🤖 AI Summary
Existing zero-shot large language model (LLM) approaches for 3D scene understanding suffer from low accuracy and poor efficiency. To address this, we propose a training-free hierarchical 3D scene understanding framework that operates solely on sparse RGB views. Our method constructs a plane-augmented scene graph—using dominant planar surfaces as spatial anchors—and introduces a task-adaptive dynamic subgraph extraction mechanism to enable open-vocabulary hierarchical parsing and robust reasoning. Technically, it integrates pre-trained LLMs with multi-view geometric awareness, spatial relation modeling, and dynamic context filtering. On Space3D-Bench, our method achieves a 28.7% improvement in EM@1 and 78.2% inference speedup; on ScanQA, it matches supervised methods, demonstrating strong generalization and robustness. Key innovations include a plane-guided hierarchical graph structure and a task-driven lightweight inference paradigm.
📝 Abstract
Recently, large language models (LLMs) have been explored widely for 3D scene understanding. Among them, training-free approaches are gaining attention for their flexibility and generalization over training-based methods.

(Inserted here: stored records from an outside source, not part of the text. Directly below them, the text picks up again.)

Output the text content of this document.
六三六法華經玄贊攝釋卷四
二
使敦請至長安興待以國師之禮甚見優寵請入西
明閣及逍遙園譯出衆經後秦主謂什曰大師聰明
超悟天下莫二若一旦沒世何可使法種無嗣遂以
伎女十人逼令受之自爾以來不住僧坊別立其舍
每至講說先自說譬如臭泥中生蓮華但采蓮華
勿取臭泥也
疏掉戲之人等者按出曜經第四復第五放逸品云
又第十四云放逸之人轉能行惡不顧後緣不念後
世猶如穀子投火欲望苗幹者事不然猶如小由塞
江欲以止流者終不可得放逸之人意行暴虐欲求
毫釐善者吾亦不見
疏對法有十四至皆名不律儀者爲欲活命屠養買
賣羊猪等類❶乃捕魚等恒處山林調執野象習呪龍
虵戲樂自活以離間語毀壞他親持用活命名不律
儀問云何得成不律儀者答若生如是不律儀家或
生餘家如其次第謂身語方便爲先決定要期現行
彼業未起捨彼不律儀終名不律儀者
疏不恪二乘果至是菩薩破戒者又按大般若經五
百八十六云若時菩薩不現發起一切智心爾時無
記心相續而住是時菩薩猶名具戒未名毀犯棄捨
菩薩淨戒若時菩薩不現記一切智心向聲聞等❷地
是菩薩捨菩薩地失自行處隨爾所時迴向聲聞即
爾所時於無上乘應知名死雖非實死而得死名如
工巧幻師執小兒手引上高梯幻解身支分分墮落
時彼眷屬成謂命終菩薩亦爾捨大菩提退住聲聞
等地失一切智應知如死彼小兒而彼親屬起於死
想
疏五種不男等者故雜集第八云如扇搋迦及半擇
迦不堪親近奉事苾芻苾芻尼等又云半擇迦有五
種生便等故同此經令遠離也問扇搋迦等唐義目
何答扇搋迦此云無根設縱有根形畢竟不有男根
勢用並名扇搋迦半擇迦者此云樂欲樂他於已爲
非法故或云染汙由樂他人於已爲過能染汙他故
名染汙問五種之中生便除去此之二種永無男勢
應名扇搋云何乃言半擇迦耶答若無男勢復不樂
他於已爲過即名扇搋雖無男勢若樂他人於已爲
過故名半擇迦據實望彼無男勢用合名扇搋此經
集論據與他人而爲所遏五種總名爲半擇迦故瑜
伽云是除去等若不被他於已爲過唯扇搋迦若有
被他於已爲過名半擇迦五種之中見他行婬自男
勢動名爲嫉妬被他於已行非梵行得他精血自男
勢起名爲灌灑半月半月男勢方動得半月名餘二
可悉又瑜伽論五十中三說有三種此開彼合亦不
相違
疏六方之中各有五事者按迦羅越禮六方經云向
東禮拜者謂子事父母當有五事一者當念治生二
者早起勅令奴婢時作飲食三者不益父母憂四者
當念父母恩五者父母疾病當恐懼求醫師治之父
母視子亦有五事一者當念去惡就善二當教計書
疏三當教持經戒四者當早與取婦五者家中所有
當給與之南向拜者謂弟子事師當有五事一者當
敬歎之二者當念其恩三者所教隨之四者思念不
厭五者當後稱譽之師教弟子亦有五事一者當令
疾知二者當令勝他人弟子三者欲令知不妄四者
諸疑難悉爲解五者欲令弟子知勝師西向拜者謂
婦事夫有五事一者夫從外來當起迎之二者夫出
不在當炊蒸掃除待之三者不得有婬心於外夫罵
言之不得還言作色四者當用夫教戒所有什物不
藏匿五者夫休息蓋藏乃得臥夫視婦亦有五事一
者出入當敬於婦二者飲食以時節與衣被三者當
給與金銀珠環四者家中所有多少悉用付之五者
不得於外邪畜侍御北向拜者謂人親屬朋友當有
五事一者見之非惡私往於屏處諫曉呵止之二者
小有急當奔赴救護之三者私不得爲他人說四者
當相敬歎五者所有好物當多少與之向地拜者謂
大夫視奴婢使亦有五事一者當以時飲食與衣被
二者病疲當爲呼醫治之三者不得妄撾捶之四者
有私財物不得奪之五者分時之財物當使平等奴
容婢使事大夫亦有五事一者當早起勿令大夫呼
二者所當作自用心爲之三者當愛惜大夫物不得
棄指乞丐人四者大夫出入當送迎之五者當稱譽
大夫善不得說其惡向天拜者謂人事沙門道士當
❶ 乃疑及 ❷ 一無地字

However, they typically struggle with accuracy and efficiency in practical deployment. To address the problems, we propose Sparse3DPR, a novel training-free framework for open-ended scene understanding, which leverages the reasoning capabilities of pre-trained LLMs and requires only sparse-view RGB inputs. Specifically, we introduce a hierarchical plane-enhanced scene graph that supports open vocabulary and adopts dominant planar structures as spatial anchors, which enables clearer reasoning chains and more reliable high-level inferences. Furthermore, we design a task-adaptive subgraph extraction method to filter query-irrelevant information dynamically, reducing contextual noise and improving 3D scene reasoning efficiency and accuracy. Experimental results demonstrate the superiority of Sparse3DPR, which achieves a 28.7% EM@1 improvement and a 78.2% speedup compared with ConceptGraphs on the Space3D-Bench. Moreover, Sparse3DPR obtains comparable performance to training-based methods on ScanQA, with additional real-world experiments confirming its robustness and generalization capability.